Poetas, escritores, pintores y críticos de arte reflexionaron sobre la obra de La Fini, consagrándole poemas, retratos y monografías. Entre ellos, Paul Eluard, Jean Cocteau, Giorgio de Chirico, Alberto Moravia o Max Ernst.




Realismo mágico
Jean Cocteau definió la pintura de Leonor como Realismo Irreal: “Todo lo sobrenatural es natural para ella”. Combinaba una técnica de pincelada diluida, cierta frontalidad egipcia, visiones de un mundo mágico algo fuera de foco y una exacerbada sensualidad.
Según Ives Bonnefoy, “al límite de nuestro mundo”, su arte era “un poco alquímico, por la presencia de figuras misteriosas”. Para Marx Ernst, sus cuadros estaban “hechos de vértigo, un vacío a la inversa”, poblados de seres fabulosos, quiméricos y andróginos.
Algunos críticos señalan distintos periodos en su creación: fantástico, mineralógico, de ceremonias, de claridad nocturna, de pasajeros. Pero en todos está presente la certeza de la muerte, la sexualidad, y la mujer como eje de construcción estética. Todo teñido de una atmósfera onírica y esotérica. Retratos de efebos, contornos evanescentes, mujeres sin tiempo, esfinges y gatos. Según el escritor André Pieyre de Mandiargues, el arte de Leonor Fini "impone una naturaleza misteriosa que lleva a la misma belleza."
Para otros, sus trabajos más importantes los realizó para el teatro, con sus escenografías y vestuarios. Diseñó para el George Balanchine Ballet "El Palacio de Cristal" en la Opera de Paris en 1945. Trabajó para la Comedie Francaise con la compañía de Jean-Louis Barrault y en La Scala Opera House de Milán. En 1949, creó para Julien Gracq el vestuario del Rey pescador y también trabajó para la escena con Giorgio Strehler y Jorge Lavelli. En 1969, realizó el diseño de El Balcón de Jean Genet y de varias obras de Jean Anouilh
También realizó ilustraciones de Las flores del mal de Baudelaire, Aurélia Gerard de Nerval, La Tempestad de Shakespeare, “Julieta” del Marqués de Sade y de textos de Edgar Allan Poe.
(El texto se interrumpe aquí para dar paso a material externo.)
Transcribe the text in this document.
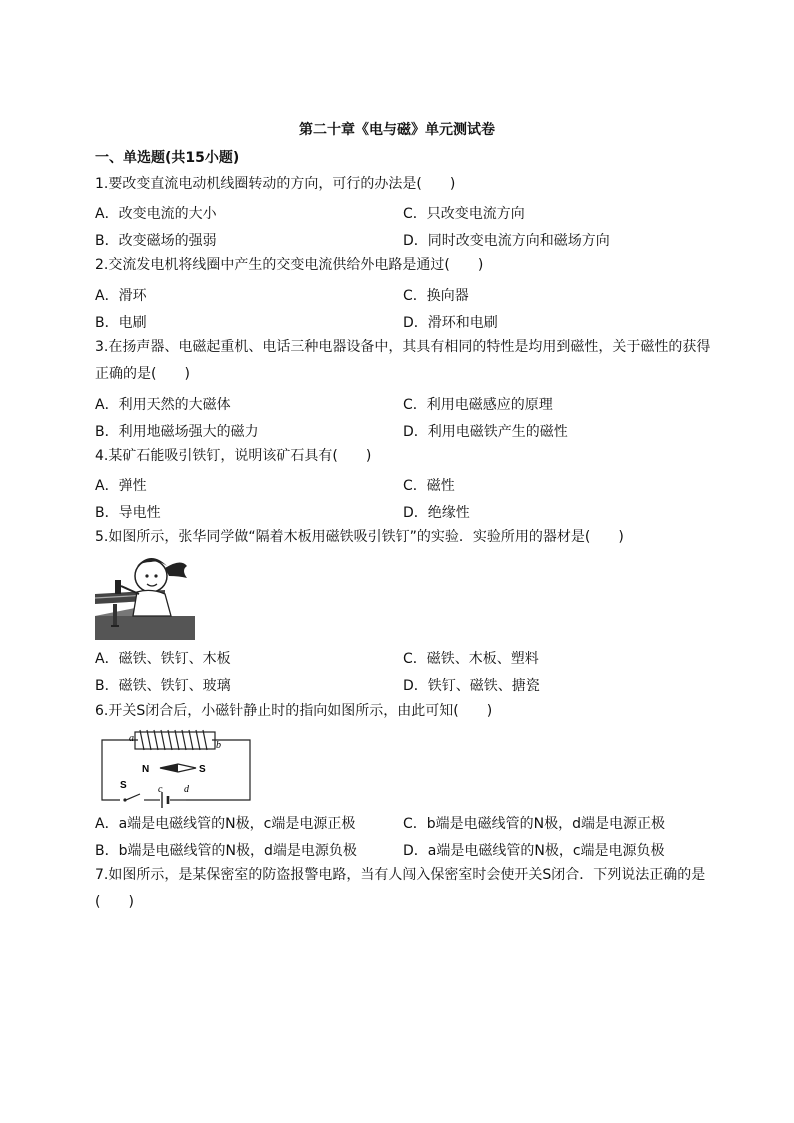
第二十章《电与磁》单元测试卷
一、单选题(共15小题)
1.要改变直流电动机线圈转动的方向，可行的办法是(　　)
A．改变电流的大小	C．只改变电流方向
B．改变磁场的强弱	D．同时改变电流方向和磁场方向
2.交流发电机将线圈中产生的交变电流供给外电路是通过(　　)
A．滑环	C．换向器
B．电刷	D．滑环和电刷
3.在扬声器、电磁起重机、电话三种电器设备中，其具有相同的特性是均用到磁性，关于磁性的获得正确的是(　　)
A．利用天然的大磁体	C．利用电磁感应的原理
B．利用地磁场强大的磁力	D．利用电磁铁产生的磁性
4.某矿石能吸引铁钉，说明该矿石具有(　　)
A．弹性	C．磁性
B．导电性	D．绝缘性
5.如图所示，张华同学做“隔着木板用磁铁吸引铁钉”的实验．实验所用的器材是(　　)
A．磁铁、铁钉、木板	C．磁铁、木板、塑料
B．磁铁、铁钉、玻璃	D．铁钉、磁铁、搪瓷
6.开关S闭合后，小磁针静止时的指向如图所示，由此可知(　　)
a
b
N	S
S	c d
A．a端是电磁线管的N极，c端是电源正极	C．b端是电磁线管的N极，d端是电源正极
B．b端是电磁线管的N极，d端是电源负极	D．a端是电磁线管的N极，c端是电源负极
7.如图所示，是某保密室的防盗报警电路，当有人闯入保密室时会使开关S闭合．下列说法正确的是(　　)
En 1986, el Museo del Luxemburgo de París le dedicó una retrospectiva de gran magnitud (pinturas, gouaches, acuarelas, dibujos, grabados, máscaras).



Ces’t Fini
Leonor tenía una rutina de trabajo bastante férrea. Se instalaba en su atelier después del mediodía y pintaba cuatro o cinco horas diarias. Nunca hacía más de diez telas por año porque dedicaba varias semanas a cada cuadro. Si se sentía estimulada por un tema que convertiría en serie, interrumpía su labor con algún diseño que reclamara rapidez y espontaneidad. Para no perder nervio y velocidad. Además, escribía textos literarios, que no publicó hasta los años setenta: "Rogomelec", "Moumour, Contes pour enfants velu" y "Oneiropompe".

Cuando no estaba trabajando, daba fiestas en su célebre palacio de salones Art Nouveau de la rue de la Vrillière, donde lo más selecto de la intelectualidad parisina se daba cita. Allí compartió su vida durante casi cuarenta años con sus dos amores humanos, el diplomático y pintor Stanislao Lepri y el poeta polaco Constanine Jelenski. Y con sus amores felinos: casi treinta gatos.
Murió en París en 1996, a los 87 años.
Actualmente, su obra forma parte de exposiciones permanentes de numerosos museos internacionales.
“La magia es la religión más primitiva y antigua que existe. El hombre tiene siempre necesidad de magia. La superstición es la aplicación de la magia a la vida cotidiana”.